Obscurity Calculating Partial Derivative at a Point Using Limit Definition

Question

In the beginning of a chapter that speaks about second order directional derivatives, my textbook presents the following example that shows that generally, the order by which we derive a certain function may matter greatly. Unfortunately I got stumped by some step along the way. The example goes as follows:

$$ f:\mathbb{R}^2 \rightarrow \mathbb{R} $$ $$ (x,y) \longrightarrow \begin{cases} \frac{x^2 - y^2}{x^2 + y^2}xy & (x,y)\neq(0,0)\\ 0 & (x,y)=(0,0) \end{cases} $$ As the function is broken up at the point $(0,0)$ we must use the limit definition to calculate the partial derivatives at $(0,0)$. So, the way I thought it should be done is by calulating as follows: $$ \frac{f_{|(0,0),(1,0)}(t) - f_{|(0,0),(1,0)}(0)}{t}=\frac{\frac{t^2 - 0}{t^2}t\cdot0 - 0}{t} = 0\xrightarrow[t \rightarrow 0]{}0 $$ I thought that at this point we can safely say $\frac{\partial f}{\partial x}(0,0) = 0$. However, my textbook, though it starts as I did, goes further to say: $$ \text{when } y \neq 0 \text{ we have } \frac{f(x,y) - f(0,y)}{x - 0} = \frac{x^2 - y^2}{x^2 + y^2}y \xrightarrow[x \rightarrow 0]{}-y $$

And thus we have $\frac{\partial f}{\partial x}(0,y) = -y$. Next the second order is calculated: $\frac{\partial^2 f}{\partial y \partial x}(0,0) = -1$. The same process is repeated in the reverse order and we get $\frac{\partial^2 f}{\partial x \partial y}(0,0) = 1$.

I went over the definitions of directional derivative and partial derivative yet I still don't fully understand the process.

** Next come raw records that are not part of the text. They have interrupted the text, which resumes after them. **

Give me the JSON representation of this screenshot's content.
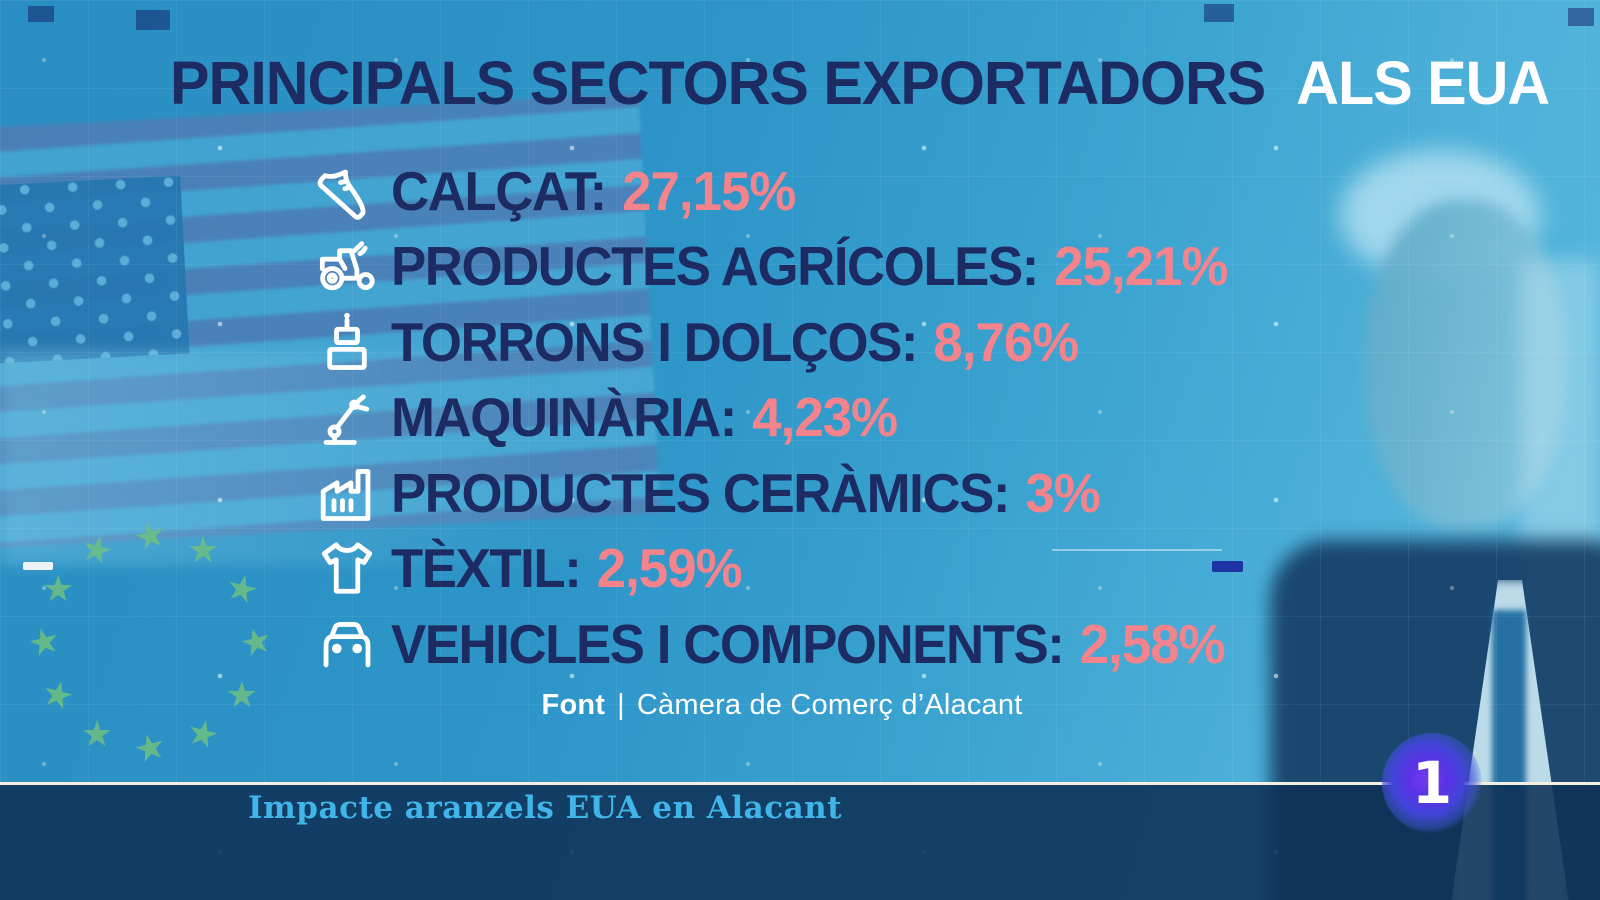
{
  "title": {
    "main": "PRINCIPALS SECTORS EXPORTADORS",
    "highlight": "ALS EUA"
  },
  "sectors": [
    {
      "icon": "sneaker",
      "label": "CALÇAT:",
      "value": "27,15%"
    },
    {
      "icon": "tractor",
      "label": "PRODUCTES AGRÍCOLES:",
      "value": "25,21%"
    },
    {
      "icon": "cake",
      "label": "TORRONS I DOLÇOS:",
      "value": "8,76%"
    },
    {
      "icon": "robot-arm",
      "label": "MAQUINÀRIA:",
      "value": "4,23%"
    },
    {
      "icon": "factory",
      "label": "PRODUCTES CERÀMICS:",
      "value": "3%"
    },
    {
      "icon": "tshirt",
      "label": "TÈXTIL:",
      "value": "2,59%"
    },
    {
      "icon": "car",
      "label": "VEHICLES I COMPONENTS:",
      "value": "2,58%"
    }
  ],
  "source": {
    "label": "Font",
    "separator": "|",
    "text": "Càmera de Comerç d’Alacant"
  },
  "banner": {
    "text": "Impacte aranzels EUA en Alacant"
  },
  "channel_logo": {
    "text": "1"
  },
  "colors": {
    "background_blue": "#2d95c8",
    "title_navy": "#1d2b63",
    "value_pink": "#f4838c",
    "banner_bg": "#0f3156",
    "banner_text": "#3fb5ea",
    "eu_star_green": "#6abe85",
    "logo_purple": "#5a32e6"
  },
  "chart_data": {
    "type": "table",
    "title": "PRINCIPALS SECTORS EXPORTADORS ALS EUA",
    "categories": [
      "Calçat",
      "Productes agrícoles",
      "Torrons i dolços",
      "Maquinària",
      "Productes ceràmics",
      "Tèxtil",
      "Vehicles i components"
    ],
    "values": [
      27.15,
      25.21,
      8.76,
      4.23,
      3,
      2.59,
      2.58
    ],
    "unit": "%",
    "source": "Càmera de Comerç d’Alacant"
  }
}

Why do we calculate $\frac{\partial f}{\partial x}(0,y)$, that is for all $y$? Isn't $\frac{\partial f}{\partial x}(0,0)$ suppose to be enough to find the second order in the $y$ direction?

Thanks!

Answer 1

I think your confusion is coming from the wrong idea that $\frac{\partial^2 f}{\partial y \partial x}(0,0) = \frac{\partial}{\partial y}(\frac{\partial f}{\partial x}(0,0)).$

Rather, in order to find $\frac{\partial^2 f}{\partial y \partial x}(0,0)$, we proceed as follows. For every fixed real $y=\eta$, we show that the fixed number $\frac{\partial f}{\partial x}(0,\eta)$ exists. This is exactly your first two calculations. Note that $\frac{\partial f}{\partial x}(0,\eta)$ is $\frac{d}{dx}[f(x,\eta)]$ evaluated at $x=0$.

Actually all we need is the function of $y$ given by $\frac{\partial f}{\partial x}(0,y)$ to be defined in some neighborhood $(-\epsilon,\epsilon)$. It is, by the work you showed.

$\frac{\partial^2 f}{\partial y \partial x}(0,0)$ is $\frac{d}{dy}(\frac{\partial f}{\partial x}(0,y))$ evaluated at $y=0$.

That is, $\frac{\partial^2 f}{\partial y \partial x}(0,0)$ is $\frac{d}{dy}(-y)$ evaluated at $y=0$.

Answer 2

Your function $f$ is a classic example. You should contrast it with $$ G(x,y) = \begin{cases} xy &\,\,\,\, |y|\leq|x|\\ -xy &\,\,\,\, |y|>|x|. \end{cases} $$

The point of each example is to show that, in your words, "the order may matter greatly"; this despite the fact that each of $f$ and $G$ is continuous at the origin. One of several impressive things about $f$ is that both (first-order) partial derivatives are continuous at the origin, as functions of two variables. (You could investigate if this is also true for $G$.)

As for your question, I think you answered it yourself. The derivative of $-y$ with respect to $y$ is $-1$.

And thus we have $\frac{\partial f}{\partial x}(0,y) = -y$. Next the second order is calculated: $\frac{\partial^2 f}{\partial y \partial x}(0,0) = -1$.

The object $\frac{\partial f}{\partial x}(0,0)$ is just a number, a constant! You need a function of an independent quantity (for us, $y$) to find a derivative with respect to $y$.

$\frac{\partial f}{\partial x}(0,0)$ alone is not useful for finding a second-order partial.